A new
associate of mine posted an article about the record-breaking gun
violence in Chicago over Independence Day weekend, 2014. 50 deaths in a weekend. Horrendous!
Just
remember one tenet of government: laws don't prevent crime, they
categorize action as crime and enable punishment. Even if gun ownership
itself became a crime, criminals would still have and use guns as part
of their business, and the absence of civil ownership as
a deterrent may lead to emboldening their crime (i.e., if a criminal knows
only law enforcement is armed, then with an illegal weapon, that
criminal could proceed unabated without fear of retaliation, kind of
like if N. Korea was the only country in the world with a nuclear
arsenal). This bloodshed is indeed mental, but it's more a statement
about the kind of people who exist in Chicago, a statement about our
culture.
In my view on things, criminal law doesn't improve culture, it
restricts liberty.

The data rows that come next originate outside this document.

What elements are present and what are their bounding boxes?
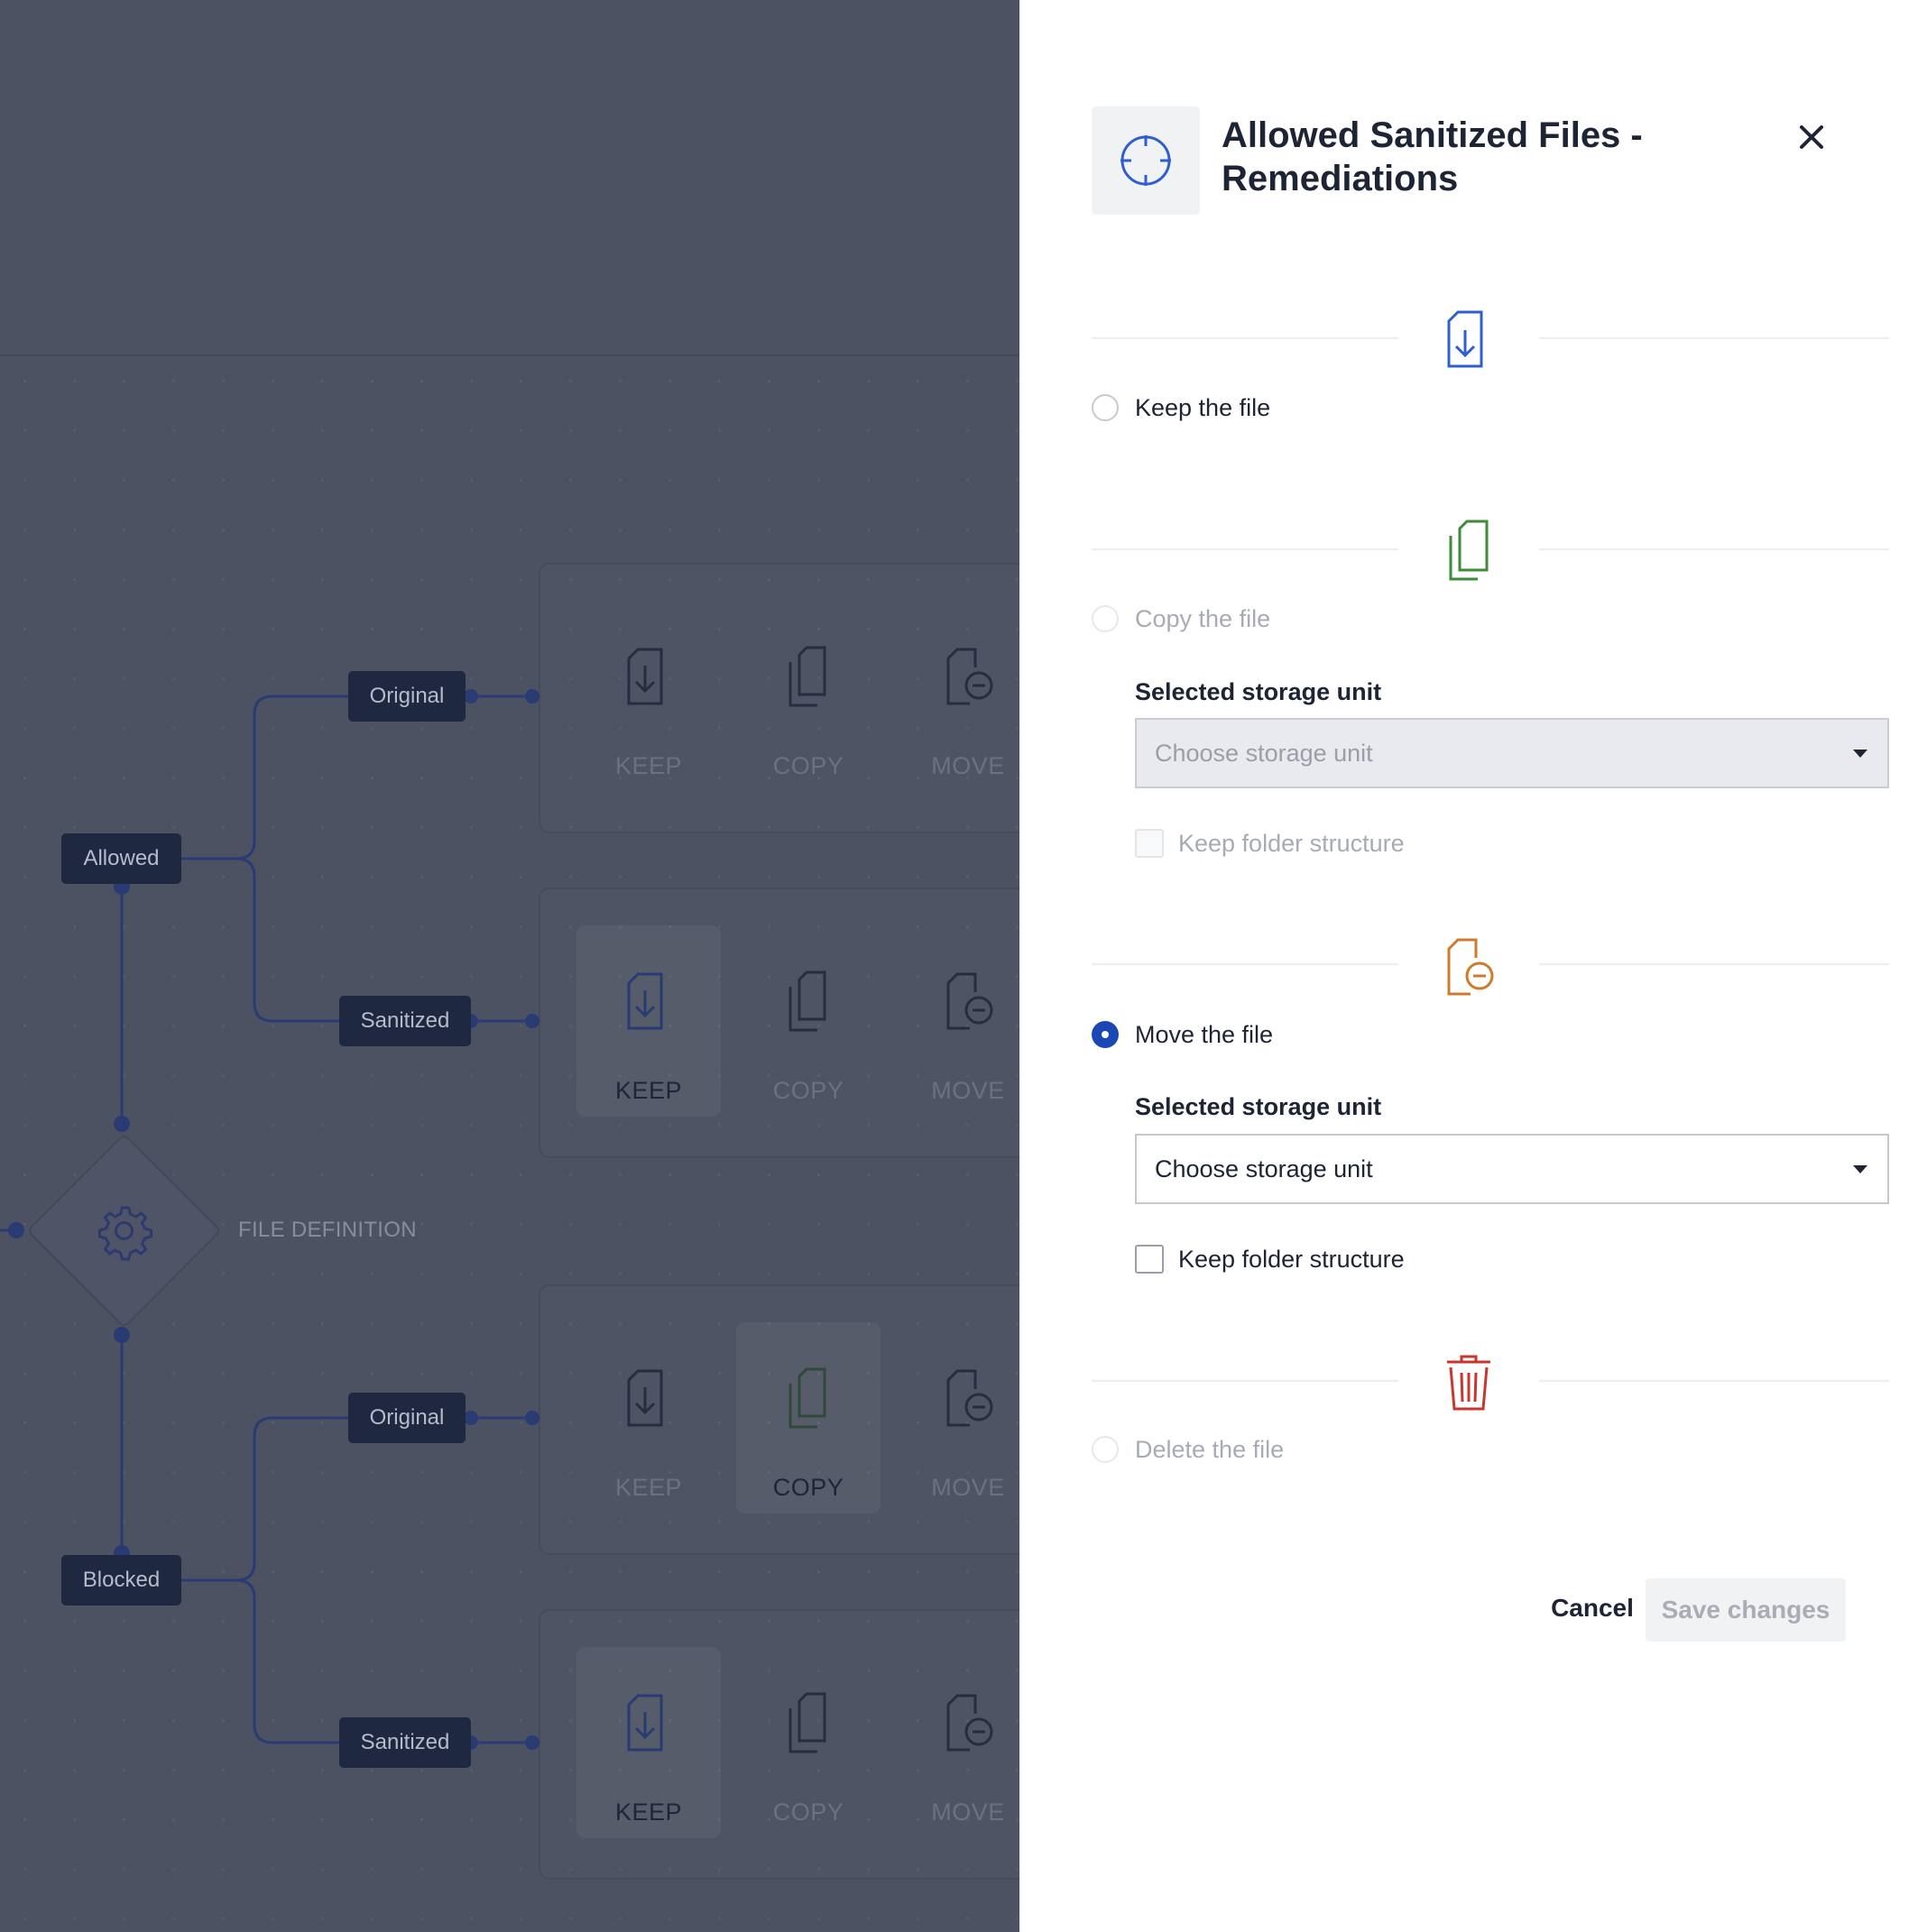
move-storage-value: Choose storage unit [1155,1155,1373,1182]
file-definition-node[interactable] [27,1134,221,1328]
output-allowed-sanitized[interactable]: Sanitized [339,996,471,1046]
file-move-icon [946,972,993,1030]
move-storage-label: Selected storage unit [1135,1093,1382,1120]
copy-storage-label: Selected storage unit [1135,678,1382,705]
action-move[interactable]: MOVE [896,1322,1019,1513]
action-keep[interactable]: KEEP [576,925,721,1117]
panel-title: Allowed Sanitized Files - Remediations [1222,115,1643,198]
file-download-icon [627,1369,663,1427]
move-keep-folder-checkbox[interactable] [1135,1245,1164,1274]
copy-storage-value: Choose storage unit [1155,740,1373,767]
file-move-icon [946,1369,993,1427]
action-move[interactable]: MOVE [896,1647,1019,1838]
action-copy[interactable]: COPY [736,925,881,1117]
file-download-icon [1447,310,1483,368]
section-divider [1539,548,1889,550]
action-copy[interactable]: COPY [736,601,881,792]
keep-radio[interactable] [1092,394,1119,421]
action-move[interactable]: MOVE [896,601,1019,792]
action-keep[interactable]: KEEP [576,601,721,792]
move-keep-folder-label: Keep folder structure [1178,1246,1405,1273]
remediations-panel: Allowed Sanitized Files - Remediations K… [1019,0,1918,1932]
action-copy[interactable]: COPY [736,1322,881,1513]
section-divider [1092,548,1398,550]
output-allowed-original[interactable]: Original [348,671,466,722]
file-move-icon [946,648,993,705]
action-card-blocked-original: KEEP COPY MOVE [539,1284,1019,1555]
section-divider [1092,1380,1398,1382]
delete-radio[interactable] [1092,1436,1119,1463]
copy-files-icon [788,1692,826,1753]
copy-storage-select[interactable]: Choose storage unit [1135,718,1889,788]
file-download-icon [627,1694,663,1752]
section-divider [1092,337,1398,339]
chevron-down-icon [1853,750,1867,758]
action-move[interactable]: MOVE [896,925,1019,1117]
action-card-allowed-sanitized: KEEP COPY MOVE [539,888,1019,1158]
file-move-icon [1447,938,1494,996]
copy-label: Copy the file [1135,605,1271,632]
file-definition-label: FILE DEFINITION [238,1218,417,1242]
copy-files-icon [788,646,826,707]
action-card-blocked-sanitized: KEEP COPY MOVE [539,1609,1019,1880]
close-icon [1800,125,1823,149]
file-move-icon [946,1694,993,1752]
delete-label: Delete the file [1135,1436,1285,1463]
copy-files-icon [1449,520,1489,581]
section-divider [1539,1380,1889,1382]
action-card-allowed-original: KEEP COPY MOVE [539,563,1019,833]
section-divider [1539,963,1889,965]
output-blocked-sanitized[interactable]: Sanitized [339,1717,471,1768]
save-changes-button[interactable]: Save changes [1646,1578,1846,1642]
close-button[interactable] [1786,112,1837,162]
move-radio[interactable] [1092,1021,1119,1048]
copy-files-icon [788,1367,826,1429]
move-label: Move the file [1135,1021,1274,1048]
copy-files-icon [788,971,826,1032]
copy-keep-folder-checkbox[interactable] [1135,829,1164,858]
copy-keep-folder-label: Keep folder structure [1178,830,1405,857]
file-download-icon [627,648,663,705]
trash-icon [1447,1355,1490,1411]
action-keep[interactable]: KEEP [576,1322,721,1513]
workflow-canvas: FILE DEFINITION Allowed Original Sanitiz… [0,0,1019,1932]
copy-radio[interactable] [1092,605,1119,632]
move-storage-select[interactable]: Choose storage unit [1135,1134,1889,1204]
header-icon-box [1092,106,1200,215]
branch-blocked[interactable]: Blocked [61,1555,181,1605]
file-download-icon [627,972,663,1030]
keep-label: Keep the file [1135,394,1271,421]
crosshair-icon [1120,135,1171,186]
section-divider [1092,963,1398,965]
branch-allowed[interactable]: Allowed [61,833,181,884]
chevron-down-icon [1853,1165,1867,1173]
output-blocked-original[interactable]: Original [348,1393,466,1443]
section-divider [1539,337,1889,339]
action-copy[interactable]: COPY [736,1647,881,1838]
action-keep[interactable]: KEEP [576,1647,721,1838]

Changing culture is more important than changing
laws. So how do you change culture? Connectedness, trust, respect,
courtesy, compassion. How do you imbue that upon the violent masses of
Chicago, gun-toting or otherwise?
What occurs here is a culture, a breeding cycle between
monsters and victims. Untreated, the victims turn their hurt outward
and become monstrous, themselves. Sure, they justify, but this mad cadence of
actions continues. As most often is the case, it is an element of
behaviour that starts in families.
To address the cause of monstrous
action and broken hearts is far and above the duty of civil entities,
but it is indeed the responsibility of those among us who deign the
title of citizens. Therefore, we must love those monstrous individuals,
show them compassion, but guide them to a point of health. Relegating
our duty as a community to the officers of the peace, the appointed
governors, that is turning away from our dysfunction as a people. When
this city or this nation or this race can unite and show the heart few
are bold enough to wear, then indeed our problems are over. Until then,
more "obvious" laws and more law enforcement is a symptom of the
loveless anathema of our earthy existence, on the road to an inhuman
dystopia of impulse, selfishness, and cold, crowded isolation.